Additionally, in the Complaint the CSKT assert claims that, if successful, could undermine all individual (member and nonmember) claims to water rights on the Reservation, as well as to the State of Montana’s sovereign ownership of all the waters in the State. See Mont. Const. Art. IX, Sec. 3(3). Additionally, taken to its logical end, they could also undermine the fee title of every person who owns real property on the Reservation by way of a patent from the United States. Moreover, it will render the State of Montana’s sovereignty on the Reservation a dead letter, at least as to the fundamental rights of equal and full access to the Courts, as my clients and many others will have been prevented from accessing the courts of this state to protect their property and rights, simply because the CSKT managed to persuade the federal courts that their preference for federal adjudication of their claims ought to prevail over my clients’ rights, not very subtly insulting the competence and impartiality of both the Water Court and the 20thJudicial District Court.
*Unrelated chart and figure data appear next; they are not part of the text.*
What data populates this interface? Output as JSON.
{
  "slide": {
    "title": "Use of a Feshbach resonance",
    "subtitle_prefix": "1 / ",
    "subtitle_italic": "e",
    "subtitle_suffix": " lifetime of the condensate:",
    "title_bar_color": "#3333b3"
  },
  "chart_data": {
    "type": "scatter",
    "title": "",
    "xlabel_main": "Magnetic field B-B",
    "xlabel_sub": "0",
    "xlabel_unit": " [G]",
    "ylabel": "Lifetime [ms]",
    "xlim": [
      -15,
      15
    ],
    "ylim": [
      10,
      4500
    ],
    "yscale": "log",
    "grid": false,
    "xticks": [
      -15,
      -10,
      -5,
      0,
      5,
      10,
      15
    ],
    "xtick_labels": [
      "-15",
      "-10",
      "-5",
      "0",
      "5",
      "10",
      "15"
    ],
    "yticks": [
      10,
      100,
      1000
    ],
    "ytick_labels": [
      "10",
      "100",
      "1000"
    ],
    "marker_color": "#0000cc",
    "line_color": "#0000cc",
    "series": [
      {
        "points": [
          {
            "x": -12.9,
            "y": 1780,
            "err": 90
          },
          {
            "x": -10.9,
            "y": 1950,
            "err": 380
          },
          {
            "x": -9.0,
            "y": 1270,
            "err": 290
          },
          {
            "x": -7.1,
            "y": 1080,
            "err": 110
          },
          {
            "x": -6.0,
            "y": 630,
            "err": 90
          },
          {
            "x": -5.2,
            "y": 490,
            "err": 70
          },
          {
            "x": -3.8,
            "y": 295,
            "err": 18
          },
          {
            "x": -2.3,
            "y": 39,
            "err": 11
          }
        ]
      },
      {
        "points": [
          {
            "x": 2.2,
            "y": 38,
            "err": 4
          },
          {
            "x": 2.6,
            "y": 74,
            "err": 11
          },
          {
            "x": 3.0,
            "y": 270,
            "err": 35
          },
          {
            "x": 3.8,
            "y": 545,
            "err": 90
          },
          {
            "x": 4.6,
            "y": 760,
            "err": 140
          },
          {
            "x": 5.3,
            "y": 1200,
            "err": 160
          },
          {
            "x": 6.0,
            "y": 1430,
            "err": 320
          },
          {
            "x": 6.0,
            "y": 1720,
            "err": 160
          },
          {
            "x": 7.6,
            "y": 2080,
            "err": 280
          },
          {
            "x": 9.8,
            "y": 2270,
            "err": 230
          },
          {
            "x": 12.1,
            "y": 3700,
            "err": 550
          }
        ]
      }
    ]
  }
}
Mr. Attorney General, as the state official with the responsibility and authority to defend the State’s sovereign interests and institutions, I ask you on behalf of my client, the Flathead Irrigation District, and the hundreds of member and non-member irrigators m1d their farm and ranch families, to intervene in this federal suit to defend the State of Montana’s sovereign prerogatives at issue here. These include its constitutional ownership of water within the state and the constitutional requirement to administer water rights, as well as its courts’ jurisdiction to adjudicate these issues and its citizens’ legal right to invoke the jurisdiction of its courts.
General Fox, I do not think I have overstated the threats posed by this suit to my clients’ rights and property interests. Nor do I think I have overstated the adverse consequences it poses for the State of Montana, its judicial institutions, its significant investments in the Water Right Adjudication, its constitutional ownership of water, and its sovereignty, which is the vital authority that preserves its citizens’ unique rights under the State constitution. It is my hope that you will view this suit as I do. My clients, frankly, and other Montanans, need the State of Montana’s help.